Methanogenic archaea communities were analyzed in the three samples, with a total of 14,220 reads affiliated to 15 genera and 3 orders. The genus level identification of the archaea communities is illustrated in Fig. 6. Methanogenic archaea community in the original inoculum was dominated by Methanolinea (purple, 47.0 %), a strict hydrogenotrophic genus, and Methanosaeta (blue, 44.1 %), a strict aceticlastic methanogen genus. However, Methanosaeta (blue) prevailed in both of the communities of the NS1 and NS2 digesters (77.6 and 74.4 %, respectively), followed by two hydrogenotrophic genera, Methanobacterium (red, around 8 %) and Methanomethylovorans (light blue, around 11 %) in both digesters, indicating that aceticlastic methanogenesis was the main pathway for methane formation in the two digesters, regardless of the different lipids content.
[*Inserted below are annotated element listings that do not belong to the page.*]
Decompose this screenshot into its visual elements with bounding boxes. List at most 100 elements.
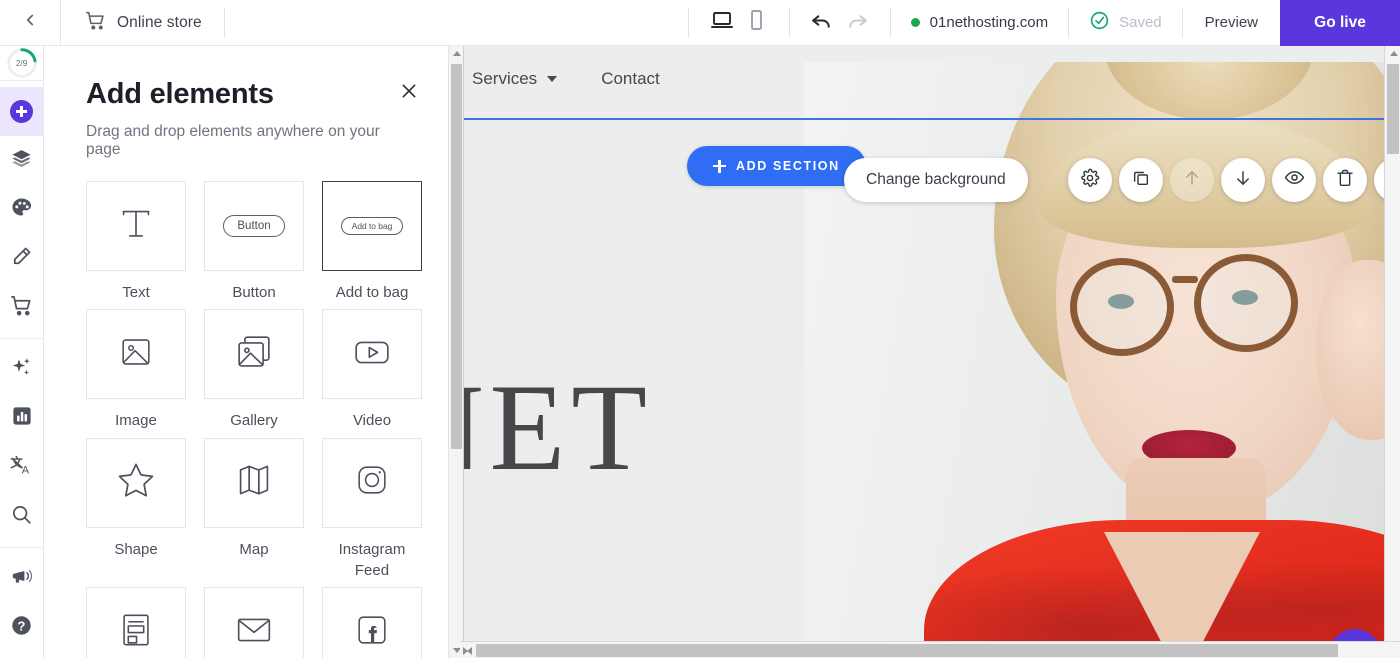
sidebar-item-seo-search[interactable] [0,492,44,541]
desktop-view-button[interactable] [705,0,739,45]
element-card-preview [204,587,304,658]
map-fold-icon [231,457,277,508]
canvas-horizontal-scrollbar-thumb[interactable] [476,644,1338,657]
panel-title: Add elements [86,78,418,111]
sidebar-item-theme[interactable] [0,185,44,234]
canvas-horizontal-scrollbar[interactable] [460,641,1400,658]
device-preview-group [689,0,789,45]
element-card-label: Add to bag [322,282,422,303]
element-card-preview [322,438,422,528]
button-pill-icon: Button [223,215,284,237]
sidebar-item-translate[interactable]: 文A [0,443,44,492]
save-status: Saved [1069,10,1182,35]
megaphone-icon [10,565,33,593]
add-section-button[interactable]: ADD SECTION [687,146,866,186]
arrow-up-icon [1182,168,1202,193]
element-card-add-to-bag[interactable]: Add to bag Add to bag [322,181,422,303]
shopping-cart-icon [85,10,106,36]
mobile-view-button[interactable] [739,0,773,45]
element-card-label: Gallery [204,410,304,431]
shopping-cart-icon [10,294,33,322]
element-card-gallery[interactable]: Gallery [204,309,304,431]
element-card-contact-form[interactable] [204,587,304,658]
envelope-mail-icon [231,607,277,658]
article-layout-icon [114,608,158,657]
sidebar-item-design[interactable] [0,234,44,283]
element-card-facebook[interactable] [322,587,422,658]
panel-header: Add elements Drag and drop elements anyw… [44,46,448,159]
sidebar-item-effects[interactable] [0,345,44,394]
element-card-preview: Button [204,181,304,271]
canvas-vertical-scrollbar[interactable] [1384,46,1400,658]
delete-section-button[interactable] [1323,158,1367,202]
undo-arrow-icon [810,8,835,38]
close-x-icon [399,81,419,106]
trash-icon [1335,168,1355,193]
top-toolbar: Online store [0,0,1400,46]
element-card-image[interactable]: Image [86,309,186,431]
sidebar-item-announcements[interactable] [0,554,44,603]
element-card-instagram-feed[interactable]: Instagram Feed [322,438,422,582]
site-url-indicator[interactable]: 01nethosting.com [891,14,1068,31]
triangle-up-icon [1390,51,1398,56]
question-circle-icon: ? [10,614,33,642]
site-live-dot-icon [911,18,920,27]
close-panel-button[interactable] [396,80,422,106]
element-card-label: Text [86,282,186,303]
gear-icon [1080,168,1100,193]
arrow-down-icon [1233,168,1253,193]
sidebar-item-add-elements[interactable] [0,87,44,136]
element-card-label: Shape [86,539,186,560]
undo-button[interactable] [806,0,840,45]
section-settings-button[interactable] [1068,158,1112,202]
move-section-down-button[interactable] [1221,158,1265,202]
element-card-preview [322,309,422,399]
element-card-preview [204,438,304,528]
sidebar-item-analytics[interactable] [0,394,44,443]
canvas-scroll-up-button[interactable] [1386,46,1400,61]
section-toolbar [1068,158,1400,202]
triangle-right-icon [463,647,472,655]
preview-button[interactable]: Preview [1183,0,1280,45]
add-elements-panel: Add elements Drag and drop elements anyw… [44,46,448,658]
canvas-scroll-right-button[interactable] [460,643,475,658]
redo-button[interactable] [840,0,874,45]
pencil-edit-icon [10,245,33,273]
element-card-video[interactable]: Video [322,309,422,431]
mobile-phone-icon [744,8,768,37]
chevron-down-icon [547,76,557,82]
sidebar-item-store[interactable] [0,283,44,332]
element-card-button[interactable]: Button Button [204,181,304,303]
panel-scroll-up-button[interactable] [449,46,464,61]
sidebar-item-layers[interactable] [0,136,44,185]
sidebar-item-help[interactable]: ? [0,603,44,652]
progress-ring-label: 2/9 [6,47,38,79]
setup-progress[interactable]: 2/9 [0,46,44,81]
panel-scrollbar[interactable] [448,46,464,658]
rail-group-tools: 文A [0,339,44,548]
go-live-button[interactable]: Go live [1280,0,1400,46]
element-card-preview [86,587,186,658]
element-card-map[interactable]: Map [204,438,304,582]
move-section-up-button[interactable] [1170,158,1214,202]
canvas-vertical-scrollbar-thumb[interactable] [1387,64,1399,154]
element-card-article[interactable] [86,587,186,658]
rail-group-primary [0,81,44,339]
back-button[interactable] [0,0,61,45]
text-t-icon [113,201,159,252]
panel-subtitle: Drag and drop elements anywhere on your … [86,123,418,159]
site-nav-item-services[interactable]: Services [472,69,557,89]
online-store-entry[interactable]: Online store [61,0,224,45]
left-sidebar-rail: 2/9 [0,46,44,658]
element-card-preview: Add to bag [322,181,422,271]
element-card-text[interactable]: Text [86,181,186,303]
element-card-preview [86,309,186,399]
toggle-section-visibility-button[interactable] [1272,158,1316,202]
element-card-label: Instagram Feed [322,539,422,582]
chevron-left-icon [21,11,39,34]
duplicate-section-button[interactable] [1119,158,1163,202]
panel-scrollbar-thumb[interactable] [451,64,462,449]
change-background-button[interactable]: Change background [844,158,1028,202]
site-nav-item-contact[interactable]: Contact [601,69,660,89]
element-card-shape[interactable]: Shape [86,438,186,582]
Dominance of Methanosaeta was also found in the anaerobic reactors treating microalgal biomass which was attributed to the low levels of acetate [34].
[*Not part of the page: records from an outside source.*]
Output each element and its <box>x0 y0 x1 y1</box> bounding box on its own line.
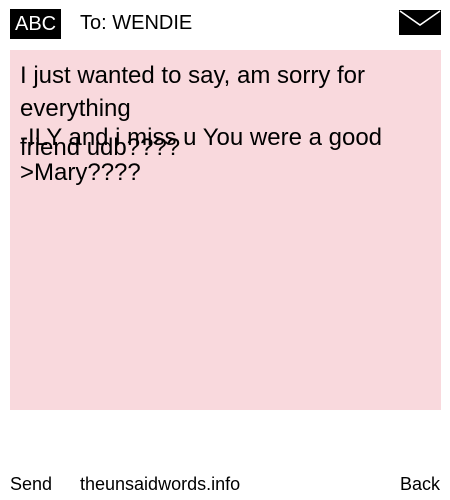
back-button[interactable]: Back <box>400 472 440 496</box>
message-line: I just wanted to say, am sorry for <box>20 62 366 89</box>
header-bar: ABC To: WENDIE <box>0 0 450 44</box>
message-line: >Mary???? <box>20 159 141 186</box>
send-button[interactable]: Send <box>10 472 52 496</box>
message-line: everything <box>20 95 131 122</box>
envelope-icon[interactable] <box>399 10 441 35</box>
recipient-label: To: WENDIE <box>80 12 193 34</box>
message-body[interactable]: I just wanted to say, am sorry for every… <box>10 50 441 410</box>
input-mode-badge[interactable]: ABC <box>10 9 62 39</box>
site-name: theunsaidwords.info <box>80 474 241 494</box>
message-line: -ILY and i miss u You were a good <box>20 124 383 151</box>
Proposed mechanism of calcium mitigated LCFA inhibition
Inhibition of LCFAs could be mainly attributed to physical attachment on the surface of microbial cells. As microbes are coated by LCFAs, limitations on transportation hinder substrate access and subsequent biogas release [17]. Calcium ions could bond free LCFAs, thus reducing the amount of LCFAs available for microbial cells to half of original LCFA concentration (Graphic abstract). This reduction delayed LCFA degradation, compared with the control. Moreover, the steric hindrance effect of calcium bonded LCFAs could further mitigate LCFA inhibition by loosening the LCFA coat. However, calcium ions could not exclusively compete the LCFAs from the surface of microbial cells. As a result, calcium ion addition could not help mitigate LCFA inhibition for those LCFAs already attached on the surface of microbial cells. Moreover, the effect of calcium ion was limited, and it only played a role when the microbial concentration reached a minimal requirement.
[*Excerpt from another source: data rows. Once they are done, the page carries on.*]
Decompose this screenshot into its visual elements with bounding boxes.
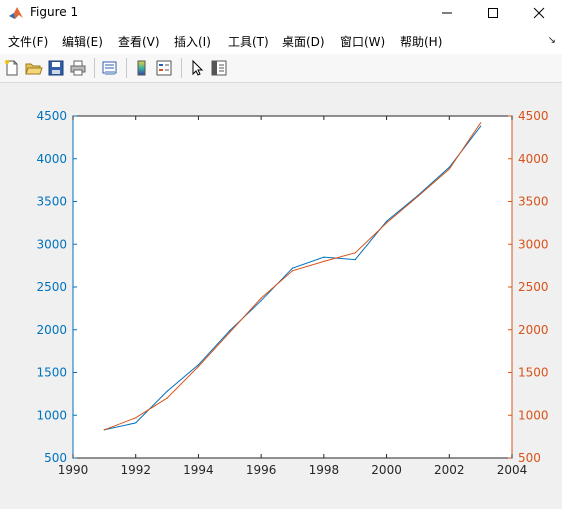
minimize-button[interactable] [424, 0, 470, 26]
left-y-tick-label: 2500 [36, 280, 67, 294]
title-bar: Figure 1 [0, 0, 562, 26]
right-series-point [385, 222, 388, 224]
left-series-point [323, 256, 325, 258]
left-y-tick-label: 3500 [36, 195, 67, 209]
right-series-point [166, 397, 168, 399]
toolbar-separator [94, 58, 95, 78]
close-button[interactable] [516, 0, 562, 26]
maximize-button[interactable] [470, 0, 516, 26]
dock-arrow-icon[interactable]: ↘ [548, 35, 556, 46]
x-tick-label: 2002 [434, 463, 465, 477]
right-y-tick-label: 1500 [518, 366, 549, 380]
menu-insert[interactable]: 插入(I) [174, 33, 211, 50]
toolbar-separator [126, 58, 127, 78]
left-y-tick-label: 1500 [36, 366, 67, 380]
matlab-logo-icon [9, 7, 23, 19]
left-series-point [197, 364, 200, 366]
new-file-icon[interactable] [3, 59, 21, 77]
x-tick-label: 1994 [183, 463, 214, 477]
right-y-tick-label: 3000 [518, 237, 549, 251]
open-folder-icon[interactable] [25, 59, 43, 77]
left-series-point [229, 330, 231, 332]
menu-window[interactable]: 窗口(W) [340, 33, 385, 50]
minimize-icon [442, 12, 452, 14]
close-icon [533, 7, 545, 19]
maximize-icon [488, 8, 498, 18]
right-series-point [417, 195, 419, 197]
left-series-point [166, 390, 168, 392]
right-y-tick-label: 2000 [518, 323, 549, 337]
right-series-point [103, 429, 105, 431]
menu-view[interactable]: 查看(V) [118, 33, 160, 50]
axes-box [72, 115, 513, 459]
right-series-point [480, 122, 482, 124]
menu-edit[interactable]: 编辑(E) [62, 33, 103, 50]
left-series-point [291, 267, 294, 269]
right-y-tick-label: 1000 [518, 408, 549, 422]
left-y-tick-label: 1000 [36, 408, 67, 422]
x-tick-label: 2000 [371, 463, 402, 477]
menu-bar: 文件(F) 编辑(E) 查看(V) 插入(I) 工具(T) 桌面(D) 窗口(W… [0, 26, 562, 54]
x-tick-label: 1992 [120, 463, 151, 477]
figure-canvas: 500 1000 1500 2000 2500 3000 3500 4000 4500 500 1… [0, 83, 562, 505]
x-tick-label: 1996 [246, 463, 277, 477]
left-series-point [480, 125, 482, 127]
pointer-icon[interactable] [188, 59, 206, 77]
right-y-tick-label: 2500 [518, 280, 549, 294]
right-y-tick-label: 4500 [518, 109, 549, 123]
right-series-point [260, 297, 262, 299]
right-series-point [354, 252, 356, 254]
left-series-point [354, 259, 356, 261]
colorbar-icon[interactable] [133, 59, 151, 77]
right-series-point [291, 270, 294, 272]
right-series-point [135, 417, 137, 419]
x-tick-label: 2004 [497, 463, 528, 477]
left-series-point [385, 220, 388, 222]
window-title: Figure 1 [30, 5, 79, 19]
property-editor-icon[interactable] [210, 59, 228, 77]
legend-icon[interactable] [155, 59, 173, 77]
print-preview-icon[interactable] [101, 59, 119, 77]
plot-area[interactable]: 50010001500200025003000350040004500 5001… [0, 83, 562, 505]
menu-desktop[interactable]: 桌面(D) [282, 33, 325, 50]
save-icon[interactable] [47, 59, 65, 77]
left-y-tick-label: 3000 [36, 237, 67, 251]
figure-toolbar [0, 54, 562, 83]
right-series-point [229, 331, 231, 333]
left-y-tick-label: 4000 [36, 152, 67, 166]
right-y-tick-label: 4000 [518, 152, 549, 166]
right-y-tick-label: 3500 [518, 195, 549, 209]
left-series-point [135, 422, 137, 424]
print-icon[interactable] [69, 59, 87, 77]
right-series-point [448, 168, 450, 170]
right-series-point [323, 260, 325, 262]
menu-tools[interactable]: 工具(T) [228, 33, 269, 50]
left-y-tick-label: 4500 [36, 109, 67, 123]
menu-help[interactable]: 帮助(H) [400, 33, 442, 50]
right-series-point [197, 365, 200, 368]
left-series-point [260, 300, 262, 302]
toolbar-separator [181, 58, 182, 78]
menu-file[interactable]: 文件(F) [8, 33, 48, 50]
left-y-tick-label: 2000 [36, 323, 67, 337]
x-tick-label: 1998 [309, 463, 340, 477]
x-tick-label: 1990 [58, 463, 89, 477]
It is foreseeable that multivalent ions, ferric ion for example, could bond more LCFAs according to its charge and give rise to a more sophisticated steric hindrance effect, leading to a stronger effect on alleviating LCFA inhibition while using a reduced amount. The optimal multivalent ion to LCFA ratio would be reciprocal to the value of its charge. However, the same rule as calcium still applies, in that it could not relieve LCFAs inhibition after LCFAs attached to the surface of microbial cells.